The researchers wanted to study this because previous studies have found a strong correlation between obesity levels and the amount of artificial light exposure at night. The majority of artificial light that we're exposed to comes from electronic devices and LED source. These previous studies determined that retinal cells in our eyes are sensitive to blue light and directly convey messages to the area of the brain that regulates appetite.

The study directly measured blue light exposure at night and how it relates to food consumption habits and glucose tolerance the following day. On the day following exposure to nighttime blue light, the rats were given a choice between sugar water and a nutritionally balanced food. The rats drank more sugar water on the days following nighttime blue light exposure.

The researchers found out that after only one hour of nighttime blue light exposure from digital devices, glucose tolerance was altered in the male rats. This is a warning sign for pre-diabetes. The researchers concluded that blue light exposure at night is disruptive to appetite control. It may increase our tendency to snack on higher glycemic foods, which could potentially lead to obesity and metabolic disease.

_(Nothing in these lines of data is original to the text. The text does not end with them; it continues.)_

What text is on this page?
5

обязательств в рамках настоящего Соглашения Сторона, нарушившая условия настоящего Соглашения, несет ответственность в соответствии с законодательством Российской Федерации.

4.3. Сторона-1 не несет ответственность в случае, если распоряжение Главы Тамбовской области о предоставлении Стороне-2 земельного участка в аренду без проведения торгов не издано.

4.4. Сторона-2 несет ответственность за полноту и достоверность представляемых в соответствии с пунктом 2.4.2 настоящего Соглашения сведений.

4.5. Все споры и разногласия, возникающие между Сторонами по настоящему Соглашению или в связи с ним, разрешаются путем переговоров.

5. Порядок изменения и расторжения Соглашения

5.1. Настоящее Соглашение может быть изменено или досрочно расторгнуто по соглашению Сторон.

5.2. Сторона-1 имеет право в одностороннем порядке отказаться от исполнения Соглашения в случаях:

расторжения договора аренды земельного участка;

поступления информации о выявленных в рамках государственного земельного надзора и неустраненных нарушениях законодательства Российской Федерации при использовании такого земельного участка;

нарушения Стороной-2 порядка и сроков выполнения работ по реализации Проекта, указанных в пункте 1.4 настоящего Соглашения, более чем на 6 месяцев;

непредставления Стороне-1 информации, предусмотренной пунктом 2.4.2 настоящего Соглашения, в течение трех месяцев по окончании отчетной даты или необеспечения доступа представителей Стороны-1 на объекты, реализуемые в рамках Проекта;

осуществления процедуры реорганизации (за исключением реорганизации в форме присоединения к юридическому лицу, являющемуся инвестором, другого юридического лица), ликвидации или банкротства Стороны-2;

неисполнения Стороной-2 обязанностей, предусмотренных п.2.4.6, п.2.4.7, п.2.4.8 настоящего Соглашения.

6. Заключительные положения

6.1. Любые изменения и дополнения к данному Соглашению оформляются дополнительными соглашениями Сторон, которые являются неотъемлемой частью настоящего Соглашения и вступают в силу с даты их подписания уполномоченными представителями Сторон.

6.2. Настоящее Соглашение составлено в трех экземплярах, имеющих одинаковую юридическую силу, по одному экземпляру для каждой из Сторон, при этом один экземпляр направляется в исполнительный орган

These researchers warn that we would be better off limiting our exposure to nighttime blue light from our electronic devices and other LED sources. If you must use a blue light emitting device at night, install an app such as f.lux that filters blue light by making it more orange. Or get yourself a pair of blue light blocking glasses. Companies like Prospek, True Dark, and Pixel make good ones. I even had my prescription glasses from my optometrist tinted with blue light filters recently. Most eye doctor's offices can now do this. It's worth it if you stare at screens for an extended period of time like I do.